There is no doubt that if these decisions are eventually implemented they will create another state Minotaur. The notorious autonomy of the hospitals according to Pamborides’ plan would create a regime like we have at EAC, CyTA, and CyBC. There will be state employees of three categories in hospitals with the unions doing their own things and the political parties having a role and interfering in the administration.
So, at the time the government, at the insistence of our international lenders, is supposed to pursue the privatisation of semi-governmental organisations, it has decided to create another such beast that will be the biggest of all. Ironically, the decision of the all-party gathering at the presidential palace came in the week in which we read in the press about the huge deficits – in excess of a hundred million euro in the CyTA and CyBC pension funds – the tab for which the taxpayer is expected to pick up.
Bearing in mind the size of the new, all-devouring beast to be created in the health sector, it is easy to understand how the black holes of CyTA and CyBC will pale into insignificance when compared to those of the new Minotaur.
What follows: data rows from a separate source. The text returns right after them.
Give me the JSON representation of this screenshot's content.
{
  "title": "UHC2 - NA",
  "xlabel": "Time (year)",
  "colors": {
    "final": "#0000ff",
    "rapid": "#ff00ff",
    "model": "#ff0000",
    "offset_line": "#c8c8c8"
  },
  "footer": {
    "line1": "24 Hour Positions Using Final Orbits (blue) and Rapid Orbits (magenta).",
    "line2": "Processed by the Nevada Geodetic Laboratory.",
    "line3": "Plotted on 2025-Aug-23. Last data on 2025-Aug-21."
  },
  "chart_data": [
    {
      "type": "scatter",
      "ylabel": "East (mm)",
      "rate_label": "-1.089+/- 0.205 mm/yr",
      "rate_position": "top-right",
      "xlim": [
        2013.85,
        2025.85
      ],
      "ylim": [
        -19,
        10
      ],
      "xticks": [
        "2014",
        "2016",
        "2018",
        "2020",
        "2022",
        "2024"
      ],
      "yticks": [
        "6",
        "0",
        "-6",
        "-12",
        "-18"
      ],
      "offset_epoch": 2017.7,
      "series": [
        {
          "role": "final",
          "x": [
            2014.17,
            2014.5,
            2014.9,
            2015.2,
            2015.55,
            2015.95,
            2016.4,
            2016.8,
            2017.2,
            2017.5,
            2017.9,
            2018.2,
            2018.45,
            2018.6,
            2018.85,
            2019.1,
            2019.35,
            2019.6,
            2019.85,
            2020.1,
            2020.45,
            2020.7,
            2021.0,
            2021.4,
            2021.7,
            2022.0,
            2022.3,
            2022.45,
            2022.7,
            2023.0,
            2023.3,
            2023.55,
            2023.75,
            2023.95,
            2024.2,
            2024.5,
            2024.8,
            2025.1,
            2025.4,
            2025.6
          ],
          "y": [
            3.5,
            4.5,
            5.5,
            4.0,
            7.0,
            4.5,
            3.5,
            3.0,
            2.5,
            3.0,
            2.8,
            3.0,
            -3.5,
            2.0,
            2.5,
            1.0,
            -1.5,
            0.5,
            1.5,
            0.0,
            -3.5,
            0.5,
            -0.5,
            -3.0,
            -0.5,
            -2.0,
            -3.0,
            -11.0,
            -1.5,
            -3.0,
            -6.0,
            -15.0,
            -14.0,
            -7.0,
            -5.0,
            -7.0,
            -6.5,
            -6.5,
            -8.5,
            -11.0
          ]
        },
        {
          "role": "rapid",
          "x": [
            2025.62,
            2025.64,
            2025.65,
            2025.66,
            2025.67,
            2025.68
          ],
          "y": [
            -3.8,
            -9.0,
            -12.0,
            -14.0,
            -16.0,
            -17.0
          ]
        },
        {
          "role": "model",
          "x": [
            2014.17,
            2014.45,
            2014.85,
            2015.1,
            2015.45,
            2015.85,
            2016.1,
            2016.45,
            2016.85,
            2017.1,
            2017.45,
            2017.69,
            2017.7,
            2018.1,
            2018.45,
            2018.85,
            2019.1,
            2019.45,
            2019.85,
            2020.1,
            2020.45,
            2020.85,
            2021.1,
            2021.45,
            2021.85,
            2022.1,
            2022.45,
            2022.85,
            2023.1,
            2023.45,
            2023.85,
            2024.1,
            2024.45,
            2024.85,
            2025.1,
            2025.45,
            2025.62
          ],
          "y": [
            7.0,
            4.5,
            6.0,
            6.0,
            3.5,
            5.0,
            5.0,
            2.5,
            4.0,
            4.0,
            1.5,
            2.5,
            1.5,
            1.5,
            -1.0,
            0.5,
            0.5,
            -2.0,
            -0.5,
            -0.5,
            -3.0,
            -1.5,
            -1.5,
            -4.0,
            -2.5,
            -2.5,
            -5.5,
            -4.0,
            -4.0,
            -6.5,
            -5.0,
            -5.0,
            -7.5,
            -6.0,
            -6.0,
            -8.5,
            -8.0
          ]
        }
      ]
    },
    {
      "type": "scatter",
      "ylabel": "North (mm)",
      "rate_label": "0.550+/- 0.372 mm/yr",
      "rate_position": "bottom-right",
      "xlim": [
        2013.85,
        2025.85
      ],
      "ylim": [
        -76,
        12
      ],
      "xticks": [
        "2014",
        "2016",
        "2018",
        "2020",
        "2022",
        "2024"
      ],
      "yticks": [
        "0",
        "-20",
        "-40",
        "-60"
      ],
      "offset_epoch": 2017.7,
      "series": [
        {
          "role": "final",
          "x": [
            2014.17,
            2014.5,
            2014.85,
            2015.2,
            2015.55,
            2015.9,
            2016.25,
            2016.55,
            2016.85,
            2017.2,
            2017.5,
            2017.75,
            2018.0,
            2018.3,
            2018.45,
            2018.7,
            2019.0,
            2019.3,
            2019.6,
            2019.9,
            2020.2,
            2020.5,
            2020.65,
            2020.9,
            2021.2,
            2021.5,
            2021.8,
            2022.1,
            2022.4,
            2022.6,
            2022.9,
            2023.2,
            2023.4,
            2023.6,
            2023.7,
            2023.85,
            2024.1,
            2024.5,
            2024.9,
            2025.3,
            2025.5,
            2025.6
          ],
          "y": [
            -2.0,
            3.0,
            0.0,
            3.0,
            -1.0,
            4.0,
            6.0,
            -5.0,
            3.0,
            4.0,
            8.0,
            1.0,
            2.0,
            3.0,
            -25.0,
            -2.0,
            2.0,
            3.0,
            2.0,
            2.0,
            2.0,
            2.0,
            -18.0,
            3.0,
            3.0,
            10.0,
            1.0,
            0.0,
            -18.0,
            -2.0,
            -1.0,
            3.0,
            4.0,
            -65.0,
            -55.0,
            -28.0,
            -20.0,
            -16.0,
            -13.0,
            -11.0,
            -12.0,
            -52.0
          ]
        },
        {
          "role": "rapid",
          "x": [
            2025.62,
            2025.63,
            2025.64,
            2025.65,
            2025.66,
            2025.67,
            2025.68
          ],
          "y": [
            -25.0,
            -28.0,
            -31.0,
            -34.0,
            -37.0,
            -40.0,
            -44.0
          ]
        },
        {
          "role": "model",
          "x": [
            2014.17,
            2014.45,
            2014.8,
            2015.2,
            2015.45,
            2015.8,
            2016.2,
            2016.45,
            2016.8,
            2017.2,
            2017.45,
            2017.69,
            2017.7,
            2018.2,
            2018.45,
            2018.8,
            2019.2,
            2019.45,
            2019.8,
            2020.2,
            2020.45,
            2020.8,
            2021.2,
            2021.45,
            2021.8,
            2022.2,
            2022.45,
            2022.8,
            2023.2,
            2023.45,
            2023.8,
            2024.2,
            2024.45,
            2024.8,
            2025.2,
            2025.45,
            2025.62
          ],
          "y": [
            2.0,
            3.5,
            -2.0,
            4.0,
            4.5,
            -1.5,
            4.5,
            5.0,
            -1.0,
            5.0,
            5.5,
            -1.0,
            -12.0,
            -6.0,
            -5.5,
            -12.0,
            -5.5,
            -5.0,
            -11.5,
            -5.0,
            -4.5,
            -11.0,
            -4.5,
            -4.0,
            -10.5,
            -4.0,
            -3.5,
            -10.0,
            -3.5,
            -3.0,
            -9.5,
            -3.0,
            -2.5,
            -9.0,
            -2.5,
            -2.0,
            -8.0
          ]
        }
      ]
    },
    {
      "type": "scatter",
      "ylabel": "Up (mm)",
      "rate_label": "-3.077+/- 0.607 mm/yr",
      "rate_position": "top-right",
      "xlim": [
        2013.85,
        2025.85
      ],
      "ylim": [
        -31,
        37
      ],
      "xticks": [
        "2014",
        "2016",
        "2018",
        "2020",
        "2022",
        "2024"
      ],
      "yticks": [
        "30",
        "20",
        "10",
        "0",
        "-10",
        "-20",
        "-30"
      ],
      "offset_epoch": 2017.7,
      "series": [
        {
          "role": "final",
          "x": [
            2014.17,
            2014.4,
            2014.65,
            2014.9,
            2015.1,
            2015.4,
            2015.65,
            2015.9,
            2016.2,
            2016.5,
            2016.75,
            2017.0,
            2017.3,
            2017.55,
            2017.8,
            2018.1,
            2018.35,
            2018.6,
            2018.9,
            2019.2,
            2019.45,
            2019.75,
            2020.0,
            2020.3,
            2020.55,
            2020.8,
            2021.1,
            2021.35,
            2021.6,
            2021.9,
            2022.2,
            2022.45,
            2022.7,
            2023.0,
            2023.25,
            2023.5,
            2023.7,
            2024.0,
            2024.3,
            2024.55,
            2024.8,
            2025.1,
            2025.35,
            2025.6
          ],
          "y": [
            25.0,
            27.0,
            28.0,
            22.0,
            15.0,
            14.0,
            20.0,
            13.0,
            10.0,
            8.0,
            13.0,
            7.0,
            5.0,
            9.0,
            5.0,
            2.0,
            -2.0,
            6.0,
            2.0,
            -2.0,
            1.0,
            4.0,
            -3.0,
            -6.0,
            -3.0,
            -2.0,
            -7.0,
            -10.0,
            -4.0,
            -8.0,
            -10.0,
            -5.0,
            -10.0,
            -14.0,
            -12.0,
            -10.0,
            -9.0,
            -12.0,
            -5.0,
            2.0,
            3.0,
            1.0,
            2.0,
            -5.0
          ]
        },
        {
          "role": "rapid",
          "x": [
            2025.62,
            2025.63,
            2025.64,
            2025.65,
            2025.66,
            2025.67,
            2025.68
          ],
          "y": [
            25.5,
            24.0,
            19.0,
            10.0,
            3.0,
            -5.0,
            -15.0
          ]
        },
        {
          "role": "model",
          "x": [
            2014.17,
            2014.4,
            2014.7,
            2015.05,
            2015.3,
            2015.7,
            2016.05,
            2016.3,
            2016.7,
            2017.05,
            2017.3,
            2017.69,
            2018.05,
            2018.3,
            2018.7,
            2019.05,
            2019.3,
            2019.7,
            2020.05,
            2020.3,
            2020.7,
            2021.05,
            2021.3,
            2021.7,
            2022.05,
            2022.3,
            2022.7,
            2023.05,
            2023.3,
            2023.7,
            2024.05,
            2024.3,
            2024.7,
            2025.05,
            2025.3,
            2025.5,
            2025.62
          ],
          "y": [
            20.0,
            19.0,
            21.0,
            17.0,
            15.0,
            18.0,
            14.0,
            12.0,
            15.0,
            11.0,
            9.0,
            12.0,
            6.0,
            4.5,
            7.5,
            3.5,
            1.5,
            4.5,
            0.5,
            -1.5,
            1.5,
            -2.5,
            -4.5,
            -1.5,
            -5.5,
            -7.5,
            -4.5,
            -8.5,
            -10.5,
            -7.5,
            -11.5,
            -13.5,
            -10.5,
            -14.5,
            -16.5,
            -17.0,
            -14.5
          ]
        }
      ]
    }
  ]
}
The best studies conducted in relation to Gesy showed that because private health insurance was so widespread (some 150,000 have private health insurance), the grounds were conducive for a multi-insurance system, similar to that of The Netherlands which is considered the most successful of 30 health systems in developed countries. This system was evaluated as the best in terms of cost and quality as it provided the same standard of healthcare to all citizens, from the poorest to the wealthiest. It also featured a fair contribution scheme, based on each person’s means.
The July 21 decision did not have as its criterion the best possible practice. It was based on political expediency, another tactical manoeuvre by President Anastasiades. Faced with heavy criticism from all directions about the poor state of public hospitals, Anastasiades resorted to another political trick. He adopted the positions of Akel and Edek regarding Gesy because he needed a “consensual decision” in order to be spared the merciless criticism. The main criterion for the decision was not the interests of patients but the next presidential elections on which the president has firmly set his sights.
After the presidential palace meeting, Pamborides thanked the political parties and said he was optimistic that now “all issues will be resolved for good, in a way that would be beneficial to society, patients and professionals”. I suspect that he might regret thanking them when, before long, he sees them feeding the Minotaur that will most probably devour him first.